Positive aspects include a strong anti-injection architecture; however, there are recommendations for improvement regarding documentation clarity and specific prompts.

Code Review Insights

Summary of Review Scores

A review yields scores: security (5), modularity (8), tests (8), documentation (3), handling (7), production readiness (6), code quality, functionality totaling 49 out of 80.

Concerns arise about why the admin panel failed to open, suggesting potential issues with hardcoded secrets.

Critical Issues Identified

OPUS rated this code at 52 points despite acknowledging critical problems like secret management. This raises questions about the validity of high scores given by OPUS.

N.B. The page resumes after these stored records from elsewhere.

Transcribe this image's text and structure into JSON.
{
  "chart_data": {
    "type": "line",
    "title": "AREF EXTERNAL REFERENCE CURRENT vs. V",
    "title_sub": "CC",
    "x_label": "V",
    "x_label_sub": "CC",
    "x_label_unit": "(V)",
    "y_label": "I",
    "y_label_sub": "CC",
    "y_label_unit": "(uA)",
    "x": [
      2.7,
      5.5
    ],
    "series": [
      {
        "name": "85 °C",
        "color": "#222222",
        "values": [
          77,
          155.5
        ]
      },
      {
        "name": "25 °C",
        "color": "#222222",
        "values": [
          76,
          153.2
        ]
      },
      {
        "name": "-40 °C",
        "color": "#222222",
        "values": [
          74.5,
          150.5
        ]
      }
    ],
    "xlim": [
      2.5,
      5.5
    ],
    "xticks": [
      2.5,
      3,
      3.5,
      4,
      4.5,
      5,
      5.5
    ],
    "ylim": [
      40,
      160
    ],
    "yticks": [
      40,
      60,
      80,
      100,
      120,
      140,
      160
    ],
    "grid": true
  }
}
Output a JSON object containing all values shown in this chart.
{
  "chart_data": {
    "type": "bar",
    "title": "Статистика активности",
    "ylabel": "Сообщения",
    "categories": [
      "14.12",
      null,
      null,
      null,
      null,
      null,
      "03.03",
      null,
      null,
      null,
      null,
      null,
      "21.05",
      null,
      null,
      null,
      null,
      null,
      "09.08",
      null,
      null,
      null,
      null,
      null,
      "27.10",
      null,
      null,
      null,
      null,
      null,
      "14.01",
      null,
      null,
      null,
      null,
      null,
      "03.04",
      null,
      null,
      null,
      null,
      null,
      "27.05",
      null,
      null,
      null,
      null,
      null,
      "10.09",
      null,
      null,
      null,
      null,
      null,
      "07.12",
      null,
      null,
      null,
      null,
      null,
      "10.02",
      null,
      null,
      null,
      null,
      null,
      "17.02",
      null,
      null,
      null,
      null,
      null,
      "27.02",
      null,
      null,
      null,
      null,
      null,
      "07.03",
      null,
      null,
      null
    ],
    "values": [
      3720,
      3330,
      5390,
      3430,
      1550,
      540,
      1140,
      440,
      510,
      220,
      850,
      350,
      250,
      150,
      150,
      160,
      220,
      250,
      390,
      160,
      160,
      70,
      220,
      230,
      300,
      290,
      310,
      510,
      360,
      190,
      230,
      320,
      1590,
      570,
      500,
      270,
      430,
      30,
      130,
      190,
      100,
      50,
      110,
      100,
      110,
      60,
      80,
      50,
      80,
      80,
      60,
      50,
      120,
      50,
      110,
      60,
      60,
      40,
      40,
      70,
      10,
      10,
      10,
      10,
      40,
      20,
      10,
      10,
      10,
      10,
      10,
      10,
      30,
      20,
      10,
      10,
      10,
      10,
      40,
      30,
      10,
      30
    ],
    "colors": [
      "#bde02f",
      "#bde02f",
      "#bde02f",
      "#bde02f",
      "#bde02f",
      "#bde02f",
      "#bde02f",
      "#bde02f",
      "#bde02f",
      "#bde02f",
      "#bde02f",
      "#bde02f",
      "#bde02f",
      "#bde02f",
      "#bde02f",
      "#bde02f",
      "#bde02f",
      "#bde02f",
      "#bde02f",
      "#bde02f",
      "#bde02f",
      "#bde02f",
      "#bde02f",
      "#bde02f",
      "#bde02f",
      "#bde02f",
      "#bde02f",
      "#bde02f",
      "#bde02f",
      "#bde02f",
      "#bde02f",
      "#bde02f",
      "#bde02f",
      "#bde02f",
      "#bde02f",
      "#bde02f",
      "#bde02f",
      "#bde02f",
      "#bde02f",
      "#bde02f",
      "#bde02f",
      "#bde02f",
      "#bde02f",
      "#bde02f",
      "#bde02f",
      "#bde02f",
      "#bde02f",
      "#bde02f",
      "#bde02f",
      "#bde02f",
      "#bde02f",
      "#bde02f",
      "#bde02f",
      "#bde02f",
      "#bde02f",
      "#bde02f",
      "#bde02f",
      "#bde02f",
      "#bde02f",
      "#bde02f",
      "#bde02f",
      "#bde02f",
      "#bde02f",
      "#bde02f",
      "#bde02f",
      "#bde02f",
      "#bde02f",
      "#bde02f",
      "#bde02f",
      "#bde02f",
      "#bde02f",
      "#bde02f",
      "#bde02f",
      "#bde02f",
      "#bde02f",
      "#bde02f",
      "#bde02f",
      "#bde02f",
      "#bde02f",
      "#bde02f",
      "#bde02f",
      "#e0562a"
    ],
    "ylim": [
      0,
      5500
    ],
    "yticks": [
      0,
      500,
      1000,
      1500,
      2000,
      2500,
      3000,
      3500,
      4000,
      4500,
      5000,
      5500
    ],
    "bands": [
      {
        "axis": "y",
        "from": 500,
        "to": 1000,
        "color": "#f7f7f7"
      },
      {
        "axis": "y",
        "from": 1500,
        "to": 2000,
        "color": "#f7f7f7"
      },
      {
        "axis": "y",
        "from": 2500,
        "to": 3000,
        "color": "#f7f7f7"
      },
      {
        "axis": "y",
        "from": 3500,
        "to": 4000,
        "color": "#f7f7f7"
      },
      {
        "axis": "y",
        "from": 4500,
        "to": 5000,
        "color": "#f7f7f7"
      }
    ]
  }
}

Disappointment is expressed over OPUS's evaluation criteria, which seem inconsistent with observed vulnerabilities.

Comparative Analysis of Models

Performance Comparison Among AI Models

GLM 5.1 emerges as a preferred model due to its speed, cost-effectiveness, and quality assessments compared to other models like GPT and OPUS.

Despite GLM’s lower implementation costs ($5 vs. $10+ for others), skepticism remains regarding the actual quality of assessed code.

Future Directions in Code Reviews

GPT 5.5 shows promise in conducting effective code reviews; however, doubts linger about its scoring accuracy based on recent evaluations.

An invitation for viewer feedback on previous comparisons between models indicates an ongoing interest in community engagement around these tools.

Conclusion and Community Engagement

Call to Action for Viewers

Subscribers are encouraged to join discussions via Telegram for more insights into live projects while emphasizing community interaction through comments.